6. Bölüm

6-Korku

Elsa🕊
eelsanna

"Karanlığa ışık olmaya ne hakkın var?" Ben gündüzün ortasında gece olandım. Karanlığa ışık olmak mı? Karanlığı bile benimkinden aydınlıktır.

"Çakıroğlu, bir şey mi dedin, yemek yerken seni duymayı unutuyorum da" bir yandan ekmeğimin üzerine tereyağ ve bal sürmeye çalışıyordum. Güldü. Bana baktıkça gülümsemesi genişledi. "Komik mi ya? Ne gülüyorsun?"

"Tok evin aç kedisi"

"Tik ivin iç kidisi"

"Sen beni mi taklit ettin yine?"

"Sin bini mi tiklit ittin yini"

"Şşş bana bak"

"Şşş bini bik"

"Kolyeni bulmuştum, vermem"

"Kily- NE?"

"Ni?"

"Çakıroğlu, kolyemi verir misin?"

"Yoo" güldü "Sonucuna katlanamayacağın işlere kalkışmayacaksın" ekmeğine çikolata sürdü ve afiyetle yedi.

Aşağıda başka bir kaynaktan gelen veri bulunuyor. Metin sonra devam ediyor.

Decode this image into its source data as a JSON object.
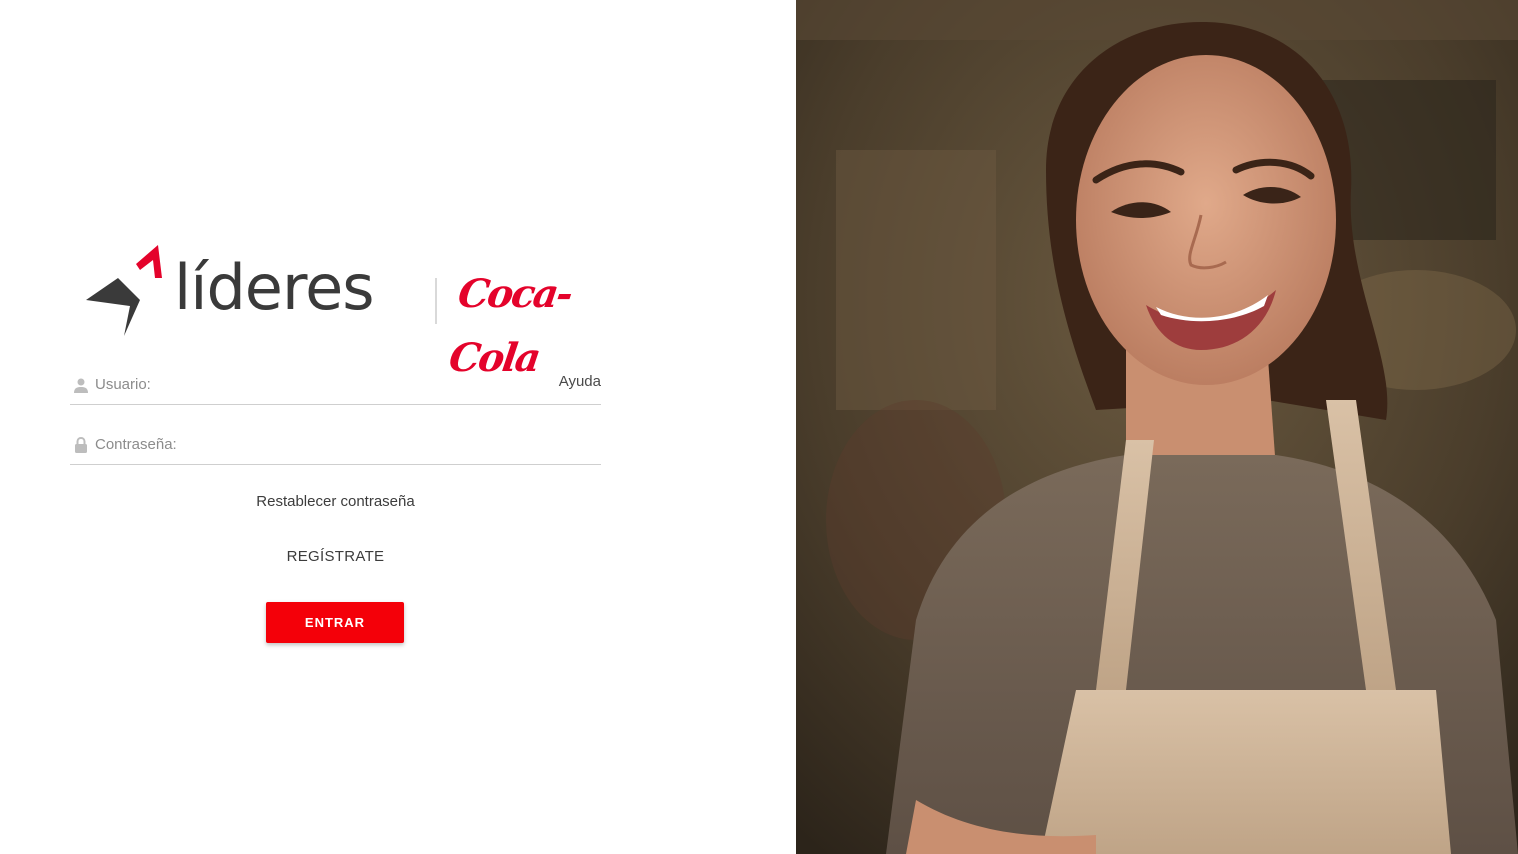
{
  "brand": {
    "wordmark": "líderes",
    "partner": "Coca-Cola",
    "accent_color": "#f40009",
    "mark_color": "#3a3a3a"
  },
  "login_form": {
    "username": {
      "placeholder": "Usuario:",
      "value": "",
      "icon": "user-icon"
    },
    "password": {
      "placeholder": "Contraseña:",
      "value": "",
      "icon": "lock-icon"
    },
    "help_label": "Ayuda",
    "reset_password_label": "Restablecer contraseña",
    "register_label": "REGÍSTRATE",
    "submit_label": "ENTRAR"
  },
  "hero": {
    "icon": "hero-photo"
  }
}
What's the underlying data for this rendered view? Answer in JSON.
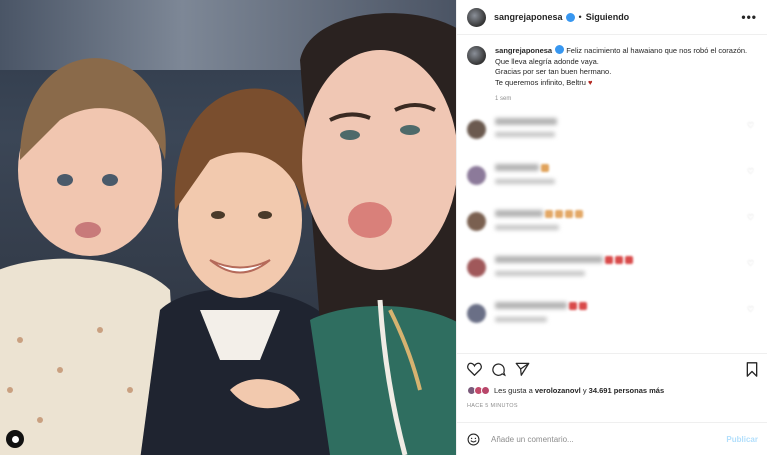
{
  "post": {
    "username": "sangrejaponesa",
    "follow_dot": "•",
    "follow_state": "Siguiendo",
    "more": "•••",
    "caption_user": "sangrejaponesa",
    "caption_line1": "Feliz nacimiento al hawaiano que nos robó el corazón. Que lleva alegría adonde vaya.",
    "caption_line2": "Gracias por ser tan buen hermano.",
    "caption_line3": "Te queremos infinito, Beltru",
    "caption_heart": "♥",
    "caption_time": "1 sem"
  },
  "comments_meta": {
    "count_visible": 5
  },
  "likes": {
    "prefix": "Les gusta a",
    "user": "verolozanovl",
    "middle": "y",
    "count": "34.691 personas más"
  },
  "time_ago": "HACE 5 MINUTOS",
  "add_comment": {
    "placeholder": "Añade un comentario...",
    "post_label": "Publicar"
  },
  "colors": {
    "accent_blue": "#3897f0",
    "heart_red": "#b3261e",
    "publish_disabled": "#b2dffc"
  },
  "icons": [
    "tag-icon",
    "verified-icon",
    "more-icon",
    "like-icon",
    "comment-icon",
    "share-icon",
    "save-icon",
    "emoji-icon"
  ]
}
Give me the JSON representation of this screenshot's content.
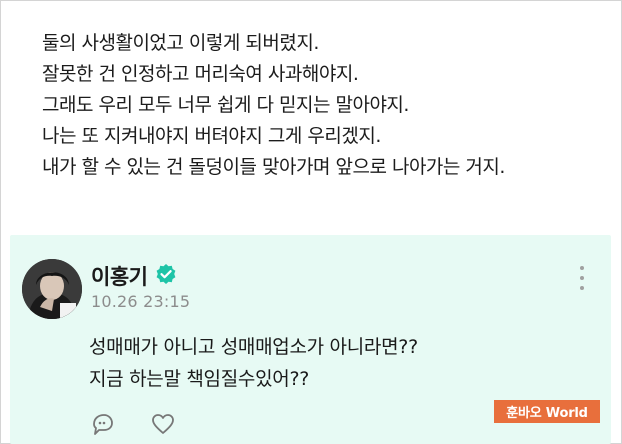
{
  "post": {
    "paragraph1": [
      "둘의 사생활이었고 이렇게 되버렸지.",
      "잘못한 건 인정하고 머리숙여 사과해야지.",
      "그래도 우리 모두 너무 쉽게 다 믿지는 말아야지."
    ],
    "paragraph2": [
      "나는 또 지켜내야지 버텨야지 그게 우리겠지.",
      "내가 할 수 있는 건 돌덩이들 맞아가며 앞으로 나아가는 거지."
    ]
  },
  "reply": {
    "author": "이홍기",
    "verified": true,
    "timestamp": "10.26 23:15",
    "body": [
      "성매매가 아니고 성매매업소가 아니라면??",
      "지금 하는말 책임질수있어??"
    ],
    "icons": {
      "verified": "verified-badge-icon",
      "more": "more-vertical-icon",
      "reply": "reply-icon",
      "like": "heart-icon"
    },
    "colors": {
      "card_background": "#e7faf4",
      "verified": "#1ec4a7"
    }
  },
  "watermark": "훈바오 World"
}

"Nasıl ya bir saat önce haberin yoktu?"

"O da benim sırrım"

"Nerde buldun?"

"Yatakta"

"Baktım defalarca?"

"Kopmuş yatağın içinde yastığın kenarında kalmış"

"Kolye mi verir misin?"

"Yoo"

"Çakıroğlu" kedi gibi bakmamın tam zamanıydı hadi Nare "Kolye mi verir misiin?"

"O şirinliklerin Yusuf'la Eda'ya işler" YUH!

"Mesajların hepsini okumuş olamazsın"

"Hepsini okudum"

"Özel alan! Kişisel alan! Hiçbir şeyden haberin yok mu senin?"

"Çok da özel değilmiş"

"Pardon da sana ne"

"Doğru"

"Kolyem?"

"Keyfim ve kahyası ne zaman vermek isterse"

"Sabır"

"Aynen sabreden derviş-"

"Muradına ermiş"

"Yoo, muradına eremeden gebermiş"

"Çok komiksin, ne kadar düşünüyorsun bu espirileri yapmak için?"

"Hadi doy artık"

"Lokmalarımı mı sayıyorsun hayvan herif" kahkaha attı. Beni sinir etmekse amacına kesinlikle ulaşmıştı. Çıldırmak üzereydim. Komikti ama sinirlenmiştim. İstediğide buydu zaten. Salaksın Nare! Salak. Kalktım sofrayı toplamaya yeltenmiştim ki

"Bırak, sabah Kader Hanım halleder"

"Ayıp ayıp bırakamam böyle falan"

"Sen bilirsin" dedi ve mutfaktan çıkmaya yeltendi.

"Hop hop nereye?"

"Çalışma odama?"

"Yok öyle bir dünya buraya geliyorsun, topluyoruz burayı"

"Elimi bile sürmem" peki madem. Tepsiye koyduğum bardakları sofradan tezgaha götürüyordum ki elimden kaydı. Tüh. Hemde sol elim. "Kıpırdama" dedi. Sen mi büyüksün ben mi büyüğüm Çakıroğlu. "Bu kırdığın kaçıncı cam" yüzüme baktı, baktı ve anladı. "Sen varya" "Tamamla tamamla bir kere de lafını tamamla" "Bekle orada"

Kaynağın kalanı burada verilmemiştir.